Anti-Hindu hate crimes in California were second only to anti-Jewish incidents this past year, according to a new report.
The report, the first released by California’s one-year-old CA vs. Hate online hotline, tabulated 1,020 reports of hate in the past year. Of those, 36% were anti-Jewish, 23.3% were anti-Hindu and 14.6% were anti-Muslim.
The statistics lend credence and urgency to claims from Hindu advocates that anti-Hindu hate is on the rise.
“Currently we live in a world where powerful groups and academics deny the very existence of religiously motivated violence against Hindus, even though they accept it happens to other faith communities,” said Pushpita Prasad of the Coalition of Hindus of North America. “As a California resident, I have been aghast at the lack of action and attention to this violation of my sacred spaces and my religious freedom.”
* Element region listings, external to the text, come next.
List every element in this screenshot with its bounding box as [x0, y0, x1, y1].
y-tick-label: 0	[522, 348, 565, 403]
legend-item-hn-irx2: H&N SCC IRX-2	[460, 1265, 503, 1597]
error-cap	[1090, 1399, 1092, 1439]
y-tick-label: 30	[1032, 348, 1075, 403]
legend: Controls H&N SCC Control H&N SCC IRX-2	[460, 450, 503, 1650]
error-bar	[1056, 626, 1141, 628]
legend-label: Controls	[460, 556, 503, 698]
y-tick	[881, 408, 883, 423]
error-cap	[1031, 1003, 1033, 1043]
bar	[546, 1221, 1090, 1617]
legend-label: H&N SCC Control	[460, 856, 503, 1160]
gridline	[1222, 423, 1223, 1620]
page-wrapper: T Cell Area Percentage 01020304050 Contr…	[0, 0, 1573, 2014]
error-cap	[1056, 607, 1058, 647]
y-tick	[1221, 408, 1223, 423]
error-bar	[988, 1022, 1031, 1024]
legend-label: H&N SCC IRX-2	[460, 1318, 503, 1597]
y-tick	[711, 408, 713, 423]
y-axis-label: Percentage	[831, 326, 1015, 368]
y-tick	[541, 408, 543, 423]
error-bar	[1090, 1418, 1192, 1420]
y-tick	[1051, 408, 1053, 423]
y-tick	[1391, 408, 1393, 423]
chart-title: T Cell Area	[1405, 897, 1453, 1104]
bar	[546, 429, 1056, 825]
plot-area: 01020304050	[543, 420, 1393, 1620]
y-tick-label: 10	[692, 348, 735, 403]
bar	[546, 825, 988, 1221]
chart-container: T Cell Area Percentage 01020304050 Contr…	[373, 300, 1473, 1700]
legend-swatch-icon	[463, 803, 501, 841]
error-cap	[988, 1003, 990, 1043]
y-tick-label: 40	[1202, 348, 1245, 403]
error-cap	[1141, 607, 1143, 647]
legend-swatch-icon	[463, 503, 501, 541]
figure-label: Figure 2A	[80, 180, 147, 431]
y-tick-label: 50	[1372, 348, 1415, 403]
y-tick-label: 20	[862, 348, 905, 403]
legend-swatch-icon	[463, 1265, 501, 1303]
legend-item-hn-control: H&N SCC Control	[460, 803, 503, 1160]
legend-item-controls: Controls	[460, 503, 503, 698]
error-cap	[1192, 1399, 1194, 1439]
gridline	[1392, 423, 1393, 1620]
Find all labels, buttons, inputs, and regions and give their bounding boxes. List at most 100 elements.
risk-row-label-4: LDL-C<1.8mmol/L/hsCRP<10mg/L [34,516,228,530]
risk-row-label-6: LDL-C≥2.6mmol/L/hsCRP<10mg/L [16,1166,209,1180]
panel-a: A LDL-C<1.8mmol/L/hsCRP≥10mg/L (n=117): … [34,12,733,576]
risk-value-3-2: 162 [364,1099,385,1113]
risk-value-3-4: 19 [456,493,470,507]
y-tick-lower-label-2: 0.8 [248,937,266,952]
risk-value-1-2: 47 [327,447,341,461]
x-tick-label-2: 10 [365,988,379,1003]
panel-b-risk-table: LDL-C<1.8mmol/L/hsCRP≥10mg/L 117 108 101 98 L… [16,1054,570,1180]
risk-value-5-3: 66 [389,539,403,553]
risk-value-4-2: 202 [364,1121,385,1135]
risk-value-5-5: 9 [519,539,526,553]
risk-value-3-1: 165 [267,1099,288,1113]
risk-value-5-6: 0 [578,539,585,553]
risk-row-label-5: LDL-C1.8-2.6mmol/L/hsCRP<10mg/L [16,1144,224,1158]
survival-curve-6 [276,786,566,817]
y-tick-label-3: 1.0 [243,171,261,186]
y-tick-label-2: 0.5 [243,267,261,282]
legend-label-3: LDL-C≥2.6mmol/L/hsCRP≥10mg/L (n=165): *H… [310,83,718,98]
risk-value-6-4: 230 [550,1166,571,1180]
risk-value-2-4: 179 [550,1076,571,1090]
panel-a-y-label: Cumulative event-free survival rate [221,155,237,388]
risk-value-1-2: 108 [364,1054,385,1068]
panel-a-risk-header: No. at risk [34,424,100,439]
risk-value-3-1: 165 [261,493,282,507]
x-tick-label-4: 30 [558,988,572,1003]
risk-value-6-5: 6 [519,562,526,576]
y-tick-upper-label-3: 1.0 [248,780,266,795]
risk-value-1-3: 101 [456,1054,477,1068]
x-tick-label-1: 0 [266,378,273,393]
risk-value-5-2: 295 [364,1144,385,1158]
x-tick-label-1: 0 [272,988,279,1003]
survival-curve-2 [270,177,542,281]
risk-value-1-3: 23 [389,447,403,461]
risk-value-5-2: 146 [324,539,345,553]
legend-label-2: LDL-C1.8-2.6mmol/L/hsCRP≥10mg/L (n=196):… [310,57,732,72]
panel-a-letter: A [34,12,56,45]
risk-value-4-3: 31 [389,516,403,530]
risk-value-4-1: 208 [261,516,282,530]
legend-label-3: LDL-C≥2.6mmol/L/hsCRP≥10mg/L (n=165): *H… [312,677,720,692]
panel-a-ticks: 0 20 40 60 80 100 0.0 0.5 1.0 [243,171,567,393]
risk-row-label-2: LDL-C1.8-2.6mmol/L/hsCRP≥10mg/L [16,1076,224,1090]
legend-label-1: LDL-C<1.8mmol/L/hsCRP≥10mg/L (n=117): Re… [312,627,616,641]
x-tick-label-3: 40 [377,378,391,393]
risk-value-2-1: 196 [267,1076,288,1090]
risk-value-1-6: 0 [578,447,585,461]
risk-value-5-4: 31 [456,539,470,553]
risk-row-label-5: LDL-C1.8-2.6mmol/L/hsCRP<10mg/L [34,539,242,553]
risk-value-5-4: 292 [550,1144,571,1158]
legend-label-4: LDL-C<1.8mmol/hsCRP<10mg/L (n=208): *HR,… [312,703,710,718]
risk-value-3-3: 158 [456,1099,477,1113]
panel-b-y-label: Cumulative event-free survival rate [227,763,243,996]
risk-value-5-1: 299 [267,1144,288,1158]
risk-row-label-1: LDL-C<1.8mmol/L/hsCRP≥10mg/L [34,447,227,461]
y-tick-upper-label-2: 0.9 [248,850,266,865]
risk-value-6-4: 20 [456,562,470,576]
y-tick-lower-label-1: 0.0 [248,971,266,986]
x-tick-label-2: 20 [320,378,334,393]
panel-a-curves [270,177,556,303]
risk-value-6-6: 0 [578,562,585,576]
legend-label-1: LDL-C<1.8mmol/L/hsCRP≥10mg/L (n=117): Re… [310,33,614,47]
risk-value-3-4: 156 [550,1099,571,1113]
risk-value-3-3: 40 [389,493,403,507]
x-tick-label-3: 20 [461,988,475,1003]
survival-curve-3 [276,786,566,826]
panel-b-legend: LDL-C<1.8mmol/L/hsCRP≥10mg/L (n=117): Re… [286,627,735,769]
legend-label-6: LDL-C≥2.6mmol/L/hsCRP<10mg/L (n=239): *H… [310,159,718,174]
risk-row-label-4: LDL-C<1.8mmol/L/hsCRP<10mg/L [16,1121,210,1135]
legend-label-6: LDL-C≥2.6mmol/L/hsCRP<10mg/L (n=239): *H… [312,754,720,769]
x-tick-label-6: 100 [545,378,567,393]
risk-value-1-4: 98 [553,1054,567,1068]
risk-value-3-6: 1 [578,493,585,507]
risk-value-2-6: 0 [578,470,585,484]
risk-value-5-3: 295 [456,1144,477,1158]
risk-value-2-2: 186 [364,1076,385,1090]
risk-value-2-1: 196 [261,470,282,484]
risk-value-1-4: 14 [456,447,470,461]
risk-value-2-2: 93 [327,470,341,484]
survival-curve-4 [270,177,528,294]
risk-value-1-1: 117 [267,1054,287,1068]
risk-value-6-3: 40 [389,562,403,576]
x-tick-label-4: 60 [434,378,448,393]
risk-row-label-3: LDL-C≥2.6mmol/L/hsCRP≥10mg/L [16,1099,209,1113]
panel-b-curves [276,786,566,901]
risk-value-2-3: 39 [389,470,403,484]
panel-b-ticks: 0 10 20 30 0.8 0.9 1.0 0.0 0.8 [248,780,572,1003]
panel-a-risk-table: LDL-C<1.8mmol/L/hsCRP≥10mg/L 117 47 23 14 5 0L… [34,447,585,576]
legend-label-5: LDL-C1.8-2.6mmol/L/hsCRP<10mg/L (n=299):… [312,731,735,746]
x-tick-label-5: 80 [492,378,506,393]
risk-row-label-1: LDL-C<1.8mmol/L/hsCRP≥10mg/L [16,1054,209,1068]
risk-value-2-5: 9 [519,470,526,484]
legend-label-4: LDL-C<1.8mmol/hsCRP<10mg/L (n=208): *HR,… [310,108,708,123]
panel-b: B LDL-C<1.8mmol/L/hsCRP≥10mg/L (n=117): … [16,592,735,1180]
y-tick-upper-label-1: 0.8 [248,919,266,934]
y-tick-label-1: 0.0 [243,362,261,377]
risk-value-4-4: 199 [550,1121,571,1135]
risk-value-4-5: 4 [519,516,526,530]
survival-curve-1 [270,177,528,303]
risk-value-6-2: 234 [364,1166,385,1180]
Also weighing in on the spike in anti-Hindu hate crime, Hindus for Human Rights released a statement saying they are “deeply concerned and shocked” by the hotline report’s “alarming trend,” and called “on local authorities, community leaders, and citizens to stand together in solidarity and support initiatives aimed at promoting religious tolerance and safeguarding the rights of all individuals.”
“I am deeply saddened and outraged by the rise in Hinduphobic and anti-Indian hate crimes this year.”
The CA vs. Hate hotline is an initiative designed to make it easier to report hate crime. Often, the victim of such a crime is reluctant to report it for fear of reprisal. Moreover, as Sikh Coalition federal policy manager Mannirmal Kaur pointed out, “Each year, fewer and fewer law enforcement agencies report any hate crimes or bias incidents to the FBI, leaving huge gaps in our knowledge about the lived experiences of marginalized communities in different places across the country.”
Online hate crime reporting initiatives in California have successfully increased reporting rates. Robin Toma, executive director of the Los Angeles County Commission on Human Relations, said that when hate victims reported to the LA vs. Hate website, “we received 41 hate crimes that didn’t get reported to the police or sheriff’s, and that makes sense because of the well-documented under-reporting of hate crimes to law enforcement agencies.”
“It is impossible to address our nation’s hate crime problem without accurate data,” read a joint statement issued by a coalition including the Hindu American Foundation, the Anti-Defamation League and the Sikh Coalition. “We cannot confront a problem we are not measuring effectively.” The statement was issued in support of the Improving Reporting to Prevent Hate Act, a bipartisan bill introduced earlier this year that would mandate local law enforcement in cities of 100,000 or more to report credible hate crime data to the FBI.
Congressman Shri Thanedar of Michigan, who is Hindu, said the people of his district are living “in fear” due to the “substantial increase in attacks on Hinduism.” At an April news conference, Thanedar criticized the investigations of vandalism of Hindu sacred sites in California, saying that many of them go “nowhere,” adding that “it leaves the community feeling like nobody cares about them.”
On April 10, he introduced House Resolution 1131, a bill that “celebrates the significant contributions of Hindu Americans to the United States and addresses the troubling rise of Hinduphobia and anti-Hindu bigotry.”
“I am deeply saddened and outraged by the rise in Hinduphobic and anti-Indian hate crimes this year,” Congressman Thanedar said in a recent statement. “This behavior is unworthy of our nation and does not reflect our values. To Hindu and South Asian Americans, I offer a message of hope: Your Congress stands with you against these senseless acts of ignorance and violence.”
STAND joins with the Hindu community to condemn all forms of Hinduphobia.